Shortly after Pole Paddle Pedal I got a bee in my bonnet and was all set to enter some races and compete instead of just sort of finishing.  Not that just finishing is a bad thing.  But I wanted to set goals and meet them and then beat them and then set more goals.  I envisioned 5k, 10k, half marathons and full marathons; triathlons and bike races and perhaps next year go back and do Pole Paddle Pedal with maybe only three teammates and see what I was capable of.

Unfortunately it never even got to the planning stage of it as one weekend after the next filled up with activities that didn’t include me competing in any kind of race, unless Who can eat the most food and drink the most alcohol in one weekend counts as a race.  In which case, I think I came in the top three for the past three weekends.

And yes, the next several weekends are filled with various activities (hopefully one of those activities is this) so many activities that I’m tired just thinking about them all.  But, this weekend with my parents taught me something I sometimes have a hard time grasping: You don’t need to open that third bottle of wine.  I didn’t wake up hungover at all this weekend and probably could have fit in a run if it hadn’t been for all the (fun!) activities that we packed into the (too) short visit with my parents.

So what really needs to happen is that I need to not only pack workout clothes, which I usually do, I need to actually put them to use.  Which means this weekend I will spend some time doing something other than destroying my liver.
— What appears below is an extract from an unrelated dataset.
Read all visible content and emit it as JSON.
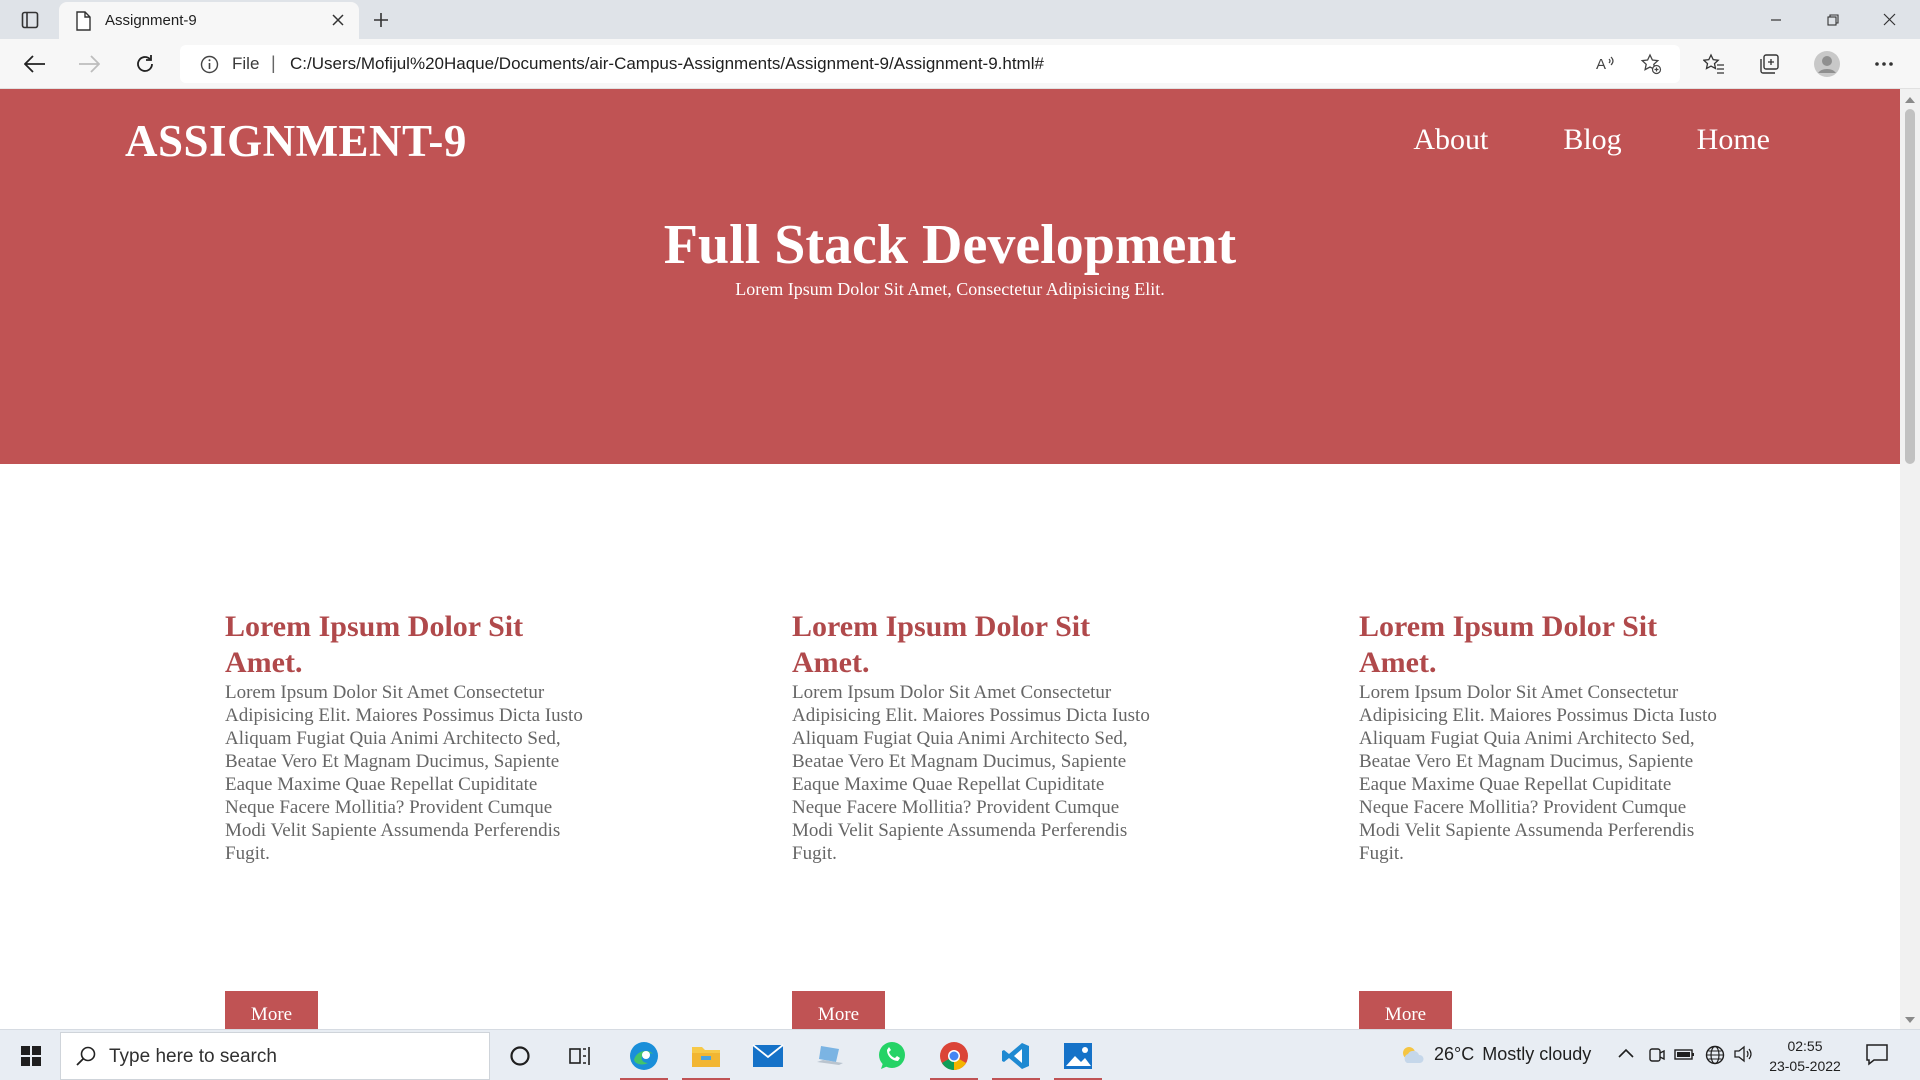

Surely this weekend will be more calm than the last three weekends because I’ve lived in San Francisco so I don’t need to be going going going all the time.  Due to an unforeseen, and unfortunately sad, changes I get to spend more time with more people – explore the old haunts of my Silicone Valley days and enjoy the company of old coworkers.  I get to spend time with the people I care about.

Visits like these are what will help me survive living in the OC.  Perhaps workign out will help, too.  You know, if I ever get around to making it consistent.